NYC must invest in consumer protection
New Yorkers, like the rest of the country, are struggling under an affordability crisis. Rent, utilities, food, prescriptions, and other necessities are increasingly out of reach. That’s why it’s especially important that workers receive the pay they have earned, and when companies price gouge or charge exorbitant junk fees, they are held accountable.
NYC’s Department of Consumer and Worker Protection (DCWP) may not be a household name, but it plays a key role in navigating these unaffordable times. By going after bad actors, it creates a market to let honest businesses flourish.
This is especially true given the Trump administration’s abdication of its consumer and worker protection responsibilities. According to the Consumer Financial Protection Bureau, New Yorkers filed 63% more complaints in 2025 than in 2024, totaling nearly 185,000. These complaints ranged from inaccurate credit reporting to improper credit card or bank fees, just a snapshot of how big companies take advantage of people when they think nobody is watching.
Without assistance from the federal government, we can’t afford to take DCWP for granted. If it lacks resources necessary to enforce consumer and worker laws, these protections become meaningless.

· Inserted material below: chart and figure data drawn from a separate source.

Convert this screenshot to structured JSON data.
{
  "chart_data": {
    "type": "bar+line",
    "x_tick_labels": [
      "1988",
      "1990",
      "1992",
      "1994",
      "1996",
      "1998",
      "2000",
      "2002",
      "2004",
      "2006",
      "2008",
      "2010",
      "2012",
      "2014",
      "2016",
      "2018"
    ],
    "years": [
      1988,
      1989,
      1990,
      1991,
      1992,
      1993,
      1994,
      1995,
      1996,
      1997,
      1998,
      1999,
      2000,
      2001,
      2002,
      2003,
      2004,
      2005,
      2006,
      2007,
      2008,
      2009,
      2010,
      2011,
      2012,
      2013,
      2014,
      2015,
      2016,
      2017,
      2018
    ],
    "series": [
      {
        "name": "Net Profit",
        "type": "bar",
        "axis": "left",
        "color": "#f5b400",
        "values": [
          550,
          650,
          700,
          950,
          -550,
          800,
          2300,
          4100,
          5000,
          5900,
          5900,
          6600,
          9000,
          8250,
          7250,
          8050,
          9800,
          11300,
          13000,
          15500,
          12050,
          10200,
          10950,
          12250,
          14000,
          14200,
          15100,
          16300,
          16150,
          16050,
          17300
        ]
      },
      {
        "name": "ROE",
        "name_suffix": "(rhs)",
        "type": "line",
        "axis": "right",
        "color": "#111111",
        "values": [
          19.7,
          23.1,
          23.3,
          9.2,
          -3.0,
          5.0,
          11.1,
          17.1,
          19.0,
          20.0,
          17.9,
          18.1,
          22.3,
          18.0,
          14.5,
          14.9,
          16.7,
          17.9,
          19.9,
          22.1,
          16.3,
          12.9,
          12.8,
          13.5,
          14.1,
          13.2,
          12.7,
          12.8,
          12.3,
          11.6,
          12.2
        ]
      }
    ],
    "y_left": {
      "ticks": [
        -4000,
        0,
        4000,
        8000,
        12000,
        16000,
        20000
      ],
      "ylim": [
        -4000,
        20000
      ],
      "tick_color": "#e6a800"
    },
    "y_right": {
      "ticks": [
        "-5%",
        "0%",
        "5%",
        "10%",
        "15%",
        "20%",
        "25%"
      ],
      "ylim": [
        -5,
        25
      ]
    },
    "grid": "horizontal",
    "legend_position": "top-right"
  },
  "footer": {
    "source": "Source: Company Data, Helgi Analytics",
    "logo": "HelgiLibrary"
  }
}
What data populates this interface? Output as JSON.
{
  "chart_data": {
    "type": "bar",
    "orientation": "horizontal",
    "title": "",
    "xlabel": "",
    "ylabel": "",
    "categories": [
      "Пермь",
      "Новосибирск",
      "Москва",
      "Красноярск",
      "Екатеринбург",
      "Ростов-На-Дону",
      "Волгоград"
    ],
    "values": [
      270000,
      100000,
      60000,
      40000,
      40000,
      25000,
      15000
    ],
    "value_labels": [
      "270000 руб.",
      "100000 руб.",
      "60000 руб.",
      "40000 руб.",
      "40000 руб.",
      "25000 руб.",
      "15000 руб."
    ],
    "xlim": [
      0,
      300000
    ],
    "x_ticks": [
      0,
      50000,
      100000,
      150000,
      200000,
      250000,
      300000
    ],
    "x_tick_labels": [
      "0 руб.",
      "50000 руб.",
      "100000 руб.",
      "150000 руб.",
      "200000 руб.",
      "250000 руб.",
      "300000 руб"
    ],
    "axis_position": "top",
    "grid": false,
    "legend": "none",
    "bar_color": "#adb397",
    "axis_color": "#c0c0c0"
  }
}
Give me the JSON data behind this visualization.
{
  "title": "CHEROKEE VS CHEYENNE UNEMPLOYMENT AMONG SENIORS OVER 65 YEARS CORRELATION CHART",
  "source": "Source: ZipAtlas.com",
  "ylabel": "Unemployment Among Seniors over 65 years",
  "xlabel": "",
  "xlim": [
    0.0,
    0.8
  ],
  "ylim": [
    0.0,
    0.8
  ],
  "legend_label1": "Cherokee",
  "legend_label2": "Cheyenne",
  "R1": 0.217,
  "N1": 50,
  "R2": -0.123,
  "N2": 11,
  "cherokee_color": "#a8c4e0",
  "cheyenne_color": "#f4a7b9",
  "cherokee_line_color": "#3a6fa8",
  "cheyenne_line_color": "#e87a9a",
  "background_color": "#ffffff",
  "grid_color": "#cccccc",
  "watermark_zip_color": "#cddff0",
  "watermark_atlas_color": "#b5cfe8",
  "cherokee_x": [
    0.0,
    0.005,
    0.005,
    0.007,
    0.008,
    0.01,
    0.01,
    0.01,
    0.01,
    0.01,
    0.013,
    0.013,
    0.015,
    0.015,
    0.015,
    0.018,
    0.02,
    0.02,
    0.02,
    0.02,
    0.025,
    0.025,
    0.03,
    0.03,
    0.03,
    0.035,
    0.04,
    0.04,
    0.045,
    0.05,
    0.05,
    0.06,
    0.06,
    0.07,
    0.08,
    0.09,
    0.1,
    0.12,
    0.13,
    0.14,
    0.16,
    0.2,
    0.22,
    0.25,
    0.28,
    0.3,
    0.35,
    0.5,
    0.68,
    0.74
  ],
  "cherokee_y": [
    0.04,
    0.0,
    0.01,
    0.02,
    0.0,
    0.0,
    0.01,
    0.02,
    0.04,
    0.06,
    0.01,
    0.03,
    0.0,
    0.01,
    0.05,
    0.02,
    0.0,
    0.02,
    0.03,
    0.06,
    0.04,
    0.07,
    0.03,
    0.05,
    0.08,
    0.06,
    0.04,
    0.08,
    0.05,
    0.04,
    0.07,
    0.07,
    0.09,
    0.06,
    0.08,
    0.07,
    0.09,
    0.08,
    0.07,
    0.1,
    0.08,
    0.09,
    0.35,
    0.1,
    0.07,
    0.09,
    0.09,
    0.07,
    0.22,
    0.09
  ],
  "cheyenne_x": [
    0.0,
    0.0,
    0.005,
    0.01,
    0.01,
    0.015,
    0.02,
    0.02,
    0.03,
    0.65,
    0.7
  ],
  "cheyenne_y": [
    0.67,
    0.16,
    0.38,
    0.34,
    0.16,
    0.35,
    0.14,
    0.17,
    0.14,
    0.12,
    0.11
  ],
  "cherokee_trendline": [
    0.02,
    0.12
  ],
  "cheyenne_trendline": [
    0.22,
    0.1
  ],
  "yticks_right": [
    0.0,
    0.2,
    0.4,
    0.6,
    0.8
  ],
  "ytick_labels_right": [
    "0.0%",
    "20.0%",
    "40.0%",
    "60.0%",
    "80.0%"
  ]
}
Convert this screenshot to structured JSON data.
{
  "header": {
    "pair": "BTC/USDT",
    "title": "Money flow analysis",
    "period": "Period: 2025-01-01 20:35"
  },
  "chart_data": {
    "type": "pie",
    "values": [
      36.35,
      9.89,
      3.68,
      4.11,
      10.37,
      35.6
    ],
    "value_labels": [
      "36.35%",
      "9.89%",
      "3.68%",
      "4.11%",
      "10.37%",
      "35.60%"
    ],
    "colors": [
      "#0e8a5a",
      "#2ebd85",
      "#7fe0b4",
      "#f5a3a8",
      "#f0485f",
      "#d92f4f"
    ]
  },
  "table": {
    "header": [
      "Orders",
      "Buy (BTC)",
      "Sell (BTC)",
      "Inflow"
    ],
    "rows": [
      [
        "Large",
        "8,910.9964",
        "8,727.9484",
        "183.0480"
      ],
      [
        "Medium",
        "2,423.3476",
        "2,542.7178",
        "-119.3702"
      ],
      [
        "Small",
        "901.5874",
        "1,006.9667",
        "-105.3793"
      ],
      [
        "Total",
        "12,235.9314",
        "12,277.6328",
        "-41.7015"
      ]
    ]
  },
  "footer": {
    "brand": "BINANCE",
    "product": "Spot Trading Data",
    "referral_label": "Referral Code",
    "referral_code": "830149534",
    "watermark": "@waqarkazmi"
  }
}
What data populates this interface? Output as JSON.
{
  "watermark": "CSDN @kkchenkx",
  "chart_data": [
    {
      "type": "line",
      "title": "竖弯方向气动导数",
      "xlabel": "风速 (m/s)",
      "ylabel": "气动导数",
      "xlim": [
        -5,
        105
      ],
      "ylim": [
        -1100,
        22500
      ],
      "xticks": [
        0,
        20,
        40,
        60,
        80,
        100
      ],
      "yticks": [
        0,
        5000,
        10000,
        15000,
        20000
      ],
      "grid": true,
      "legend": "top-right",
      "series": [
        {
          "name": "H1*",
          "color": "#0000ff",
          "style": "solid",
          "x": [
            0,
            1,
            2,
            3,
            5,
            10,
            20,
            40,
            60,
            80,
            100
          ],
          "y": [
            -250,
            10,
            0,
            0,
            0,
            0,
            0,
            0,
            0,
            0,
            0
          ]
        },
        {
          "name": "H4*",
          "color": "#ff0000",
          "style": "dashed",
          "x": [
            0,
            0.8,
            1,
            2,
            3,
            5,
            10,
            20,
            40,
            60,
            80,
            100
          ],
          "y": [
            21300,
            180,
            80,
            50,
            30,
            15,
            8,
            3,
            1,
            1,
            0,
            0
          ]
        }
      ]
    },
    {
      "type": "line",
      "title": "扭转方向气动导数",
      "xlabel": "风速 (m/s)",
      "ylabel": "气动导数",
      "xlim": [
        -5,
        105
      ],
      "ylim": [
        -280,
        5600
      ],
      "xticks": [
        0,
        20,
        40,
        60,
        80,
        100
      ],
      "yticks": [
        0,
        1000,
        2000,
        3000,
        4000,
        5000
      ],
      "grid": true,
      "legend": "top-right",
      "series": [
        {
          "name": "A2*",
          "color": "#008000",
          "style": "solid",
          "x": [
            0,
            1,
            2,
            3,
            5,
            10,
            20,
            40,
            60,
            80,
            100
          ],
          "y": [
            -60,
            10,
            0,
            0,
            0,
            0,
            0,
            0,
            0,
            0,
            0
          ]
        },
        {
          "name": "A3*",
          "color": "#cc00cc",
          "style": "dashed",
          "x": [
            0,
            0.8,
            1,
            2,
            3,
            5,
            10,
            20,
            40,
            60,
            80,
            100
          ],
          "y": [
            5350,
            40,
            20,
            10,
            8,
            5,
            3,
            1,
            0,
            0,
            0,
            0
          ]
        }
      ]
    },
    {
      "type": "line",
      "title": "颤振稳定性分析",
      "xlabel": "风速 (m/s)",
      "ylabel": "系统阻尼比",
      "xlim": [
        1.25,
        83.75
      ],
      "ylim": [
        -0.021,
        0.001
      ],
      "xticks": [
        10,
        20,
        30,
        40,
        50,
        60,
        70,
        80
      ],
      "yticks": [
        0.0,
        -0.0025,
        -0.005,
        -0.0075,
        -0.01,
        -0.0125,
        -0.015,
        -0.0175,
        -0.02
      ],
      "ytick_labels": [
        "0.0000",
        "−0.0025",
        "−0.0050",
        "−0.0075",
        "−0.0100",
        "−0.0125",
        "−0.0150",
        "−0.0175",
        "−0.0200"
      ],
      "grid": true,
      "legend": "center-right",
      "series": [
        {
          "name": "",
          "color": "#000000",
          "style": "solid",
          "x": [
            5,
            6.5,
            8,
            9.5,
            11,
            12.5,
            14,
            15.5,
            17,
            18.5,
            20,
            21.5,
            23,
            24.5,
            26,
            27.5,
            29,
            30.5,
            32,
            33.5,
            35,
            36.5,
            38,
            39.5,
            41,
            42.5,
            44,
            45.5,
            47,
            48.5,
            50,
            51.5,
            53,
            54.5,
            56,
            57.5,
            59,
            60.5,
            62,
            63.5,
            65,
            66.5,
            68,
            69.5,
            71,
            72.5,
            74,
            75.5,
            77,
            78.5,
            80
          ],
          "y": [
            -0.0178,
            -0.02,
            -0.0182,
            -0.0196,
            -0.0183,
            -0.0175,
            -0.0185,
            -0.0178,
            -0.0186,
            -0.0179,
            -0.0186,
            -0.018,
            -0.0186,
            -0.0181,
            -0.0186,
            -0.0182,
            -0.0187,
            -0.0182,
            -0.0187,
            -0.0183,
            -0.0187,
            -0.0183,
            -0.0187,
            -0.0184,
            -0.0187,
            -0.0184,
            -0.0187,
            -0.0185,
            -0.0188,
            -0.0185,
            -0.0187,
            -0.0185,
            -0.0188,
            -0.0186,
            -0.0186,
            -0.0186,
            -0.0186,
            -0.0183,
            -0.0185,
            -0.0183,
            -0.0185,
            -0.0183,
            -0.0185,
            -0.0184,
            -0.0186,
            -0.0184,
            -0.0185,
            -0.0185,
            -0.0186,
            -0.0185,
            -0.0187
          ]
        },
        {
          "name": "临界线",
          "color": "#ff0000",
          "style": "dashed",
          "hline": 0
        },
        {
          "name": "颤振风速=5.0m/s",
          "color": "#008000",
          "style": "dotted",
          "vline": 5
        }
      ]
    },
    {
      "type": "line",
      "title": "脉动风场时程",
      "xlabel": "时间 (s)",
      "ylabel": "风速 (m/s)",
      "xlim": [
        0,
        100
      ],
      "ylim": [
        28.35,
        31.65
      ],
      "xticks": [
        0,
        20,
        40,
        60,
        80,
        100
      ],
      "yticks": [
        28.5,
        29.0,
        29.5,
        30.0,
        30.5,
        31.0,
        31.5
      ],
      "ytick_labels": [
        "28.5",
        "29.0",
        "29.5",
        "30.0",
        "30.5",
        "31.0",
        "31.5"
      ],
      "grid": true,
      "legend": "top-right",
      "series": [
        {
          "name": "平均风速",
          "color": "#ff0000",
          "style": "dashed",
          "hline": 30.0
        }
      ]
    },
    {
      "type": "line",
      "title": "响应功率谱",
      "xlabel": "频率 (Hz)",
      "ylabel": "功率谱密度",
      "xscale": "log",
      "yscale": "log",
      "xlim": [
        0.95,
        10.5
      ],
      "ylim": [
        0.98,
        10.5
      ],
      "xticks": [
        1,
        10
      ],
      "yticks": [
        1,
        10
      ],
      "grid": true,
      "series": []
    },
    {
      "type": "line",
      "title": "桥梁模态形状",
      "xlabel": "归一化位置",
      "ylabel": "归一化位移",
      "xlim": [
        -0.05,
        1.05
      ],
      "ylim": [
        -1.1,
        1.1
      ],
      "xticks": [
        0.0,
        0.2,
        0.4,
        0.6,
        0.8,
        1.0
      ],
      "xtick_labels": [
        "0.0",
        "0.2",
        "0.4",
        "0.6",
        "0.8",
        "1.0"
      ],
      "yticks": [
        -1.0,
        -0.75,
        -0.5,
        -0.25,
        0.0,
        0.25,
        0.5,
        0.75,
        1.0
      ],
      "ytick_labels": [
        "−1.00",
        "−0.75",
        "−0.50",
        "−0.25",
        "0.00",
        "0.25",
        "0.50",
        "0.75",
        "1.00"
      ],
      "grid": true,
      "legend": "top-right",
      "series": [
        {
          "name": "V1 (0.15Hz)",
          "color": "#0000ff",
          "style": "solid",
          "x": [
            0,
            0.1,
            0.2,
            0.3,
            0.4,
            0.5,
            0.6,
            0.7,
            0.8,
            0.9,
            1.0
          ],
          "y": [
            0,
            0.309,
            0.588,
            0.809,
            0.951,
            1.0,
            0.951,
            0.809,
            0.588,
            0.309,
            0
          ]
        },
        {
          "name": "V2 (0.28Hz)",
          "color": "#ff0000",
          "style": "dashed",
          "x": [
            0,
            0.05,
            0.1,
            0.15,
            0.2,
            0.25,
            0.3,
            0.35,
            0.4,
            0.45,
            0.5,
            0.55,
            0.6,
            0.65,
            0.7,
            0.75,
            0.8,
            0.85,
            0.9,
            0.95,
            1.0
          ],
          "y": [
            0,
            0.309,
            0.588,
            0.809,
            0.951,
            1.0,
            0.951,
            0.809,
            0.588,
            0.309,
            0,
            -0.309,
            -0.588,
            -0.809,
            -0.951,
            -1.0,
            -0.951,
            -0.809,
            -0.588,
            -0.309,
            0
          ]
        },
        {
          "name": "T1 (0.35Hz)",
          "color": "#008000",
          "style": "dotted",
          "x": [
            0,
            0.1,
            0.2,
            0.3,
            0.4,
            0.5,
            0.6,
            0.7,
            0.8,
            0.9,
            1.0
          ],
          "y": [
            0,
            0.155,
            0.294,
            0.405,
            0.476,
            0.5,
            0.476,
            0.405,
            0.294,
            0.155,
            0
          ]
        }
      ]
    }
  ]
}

We must ensure DCWP has the budget to tackle the difficult times ahead. Right now, that’s not the case.
DCWP protects us at work and at the cash register. This includes the recently expanded Protect Time Off Law and Minimum Pay Rates for deliveristas, to debt collection protections and ensuring New Yorkers can pay in cash at stores and restaurants. It also operates the Office of Financial Empowerment, which provides free financial counseling through community-based organizations.
DCWP’s value speaks for itself. In 2026 so far, it has collected nearly $6 million from companies that broke the law, more than $5 million of which goes directly to harmed New Yorkers in restitution. In 2025, it collected $38.9 million in penalties and restitution from one settlement alone.
The agency has also taken on fraudsters, like its case against a solar panel company that defrauded residents that could yield nearly $20 million. It has also announced new protections to help keep costs down for New Yorkers, including its country-leading debt collection protections.
Compared to its slim budget and staffing, DCWP has been punching well above its weight. But we can’t take its performance for granted. New Yorkers need a fully resourced DCWP.
On the campaign trail, Mayor Mamdami committed to doubling DCWP’s funding so it could scale up. Last year, the City Council passed laws to require approximately 300 new hires for DCWP. However, the preliminary budget, if adopted, would result in an 8% funding cut of an already-thin budget. Meanwhile, the Law Department, NYPD, and Department of Correction are slated for significant budget increases.
We can’t afford this underinvestment and we don’t have to. Increasing DCWP funding isn’t just necessary for consumer and worker protections, it’s also a sound investment. DCWP is one of few agencies whose staff are generating revenue through the financial penalties they impose on companies ripping us off. DCWP proves economic justice and return on investment are not mutually exclusive.
The city can both balance its books and pursue its policy agenda by increasing DCWP’s budget. The mayor’s campaign call to double the agency’s size isn’t just the right choice, it’s a smart one.
Epstein chairs the City Council Committee on Consumer and Worker Protection. Salas is a senior fellow with the advocacy group Protect Borrowers and a former DCWP commissioner.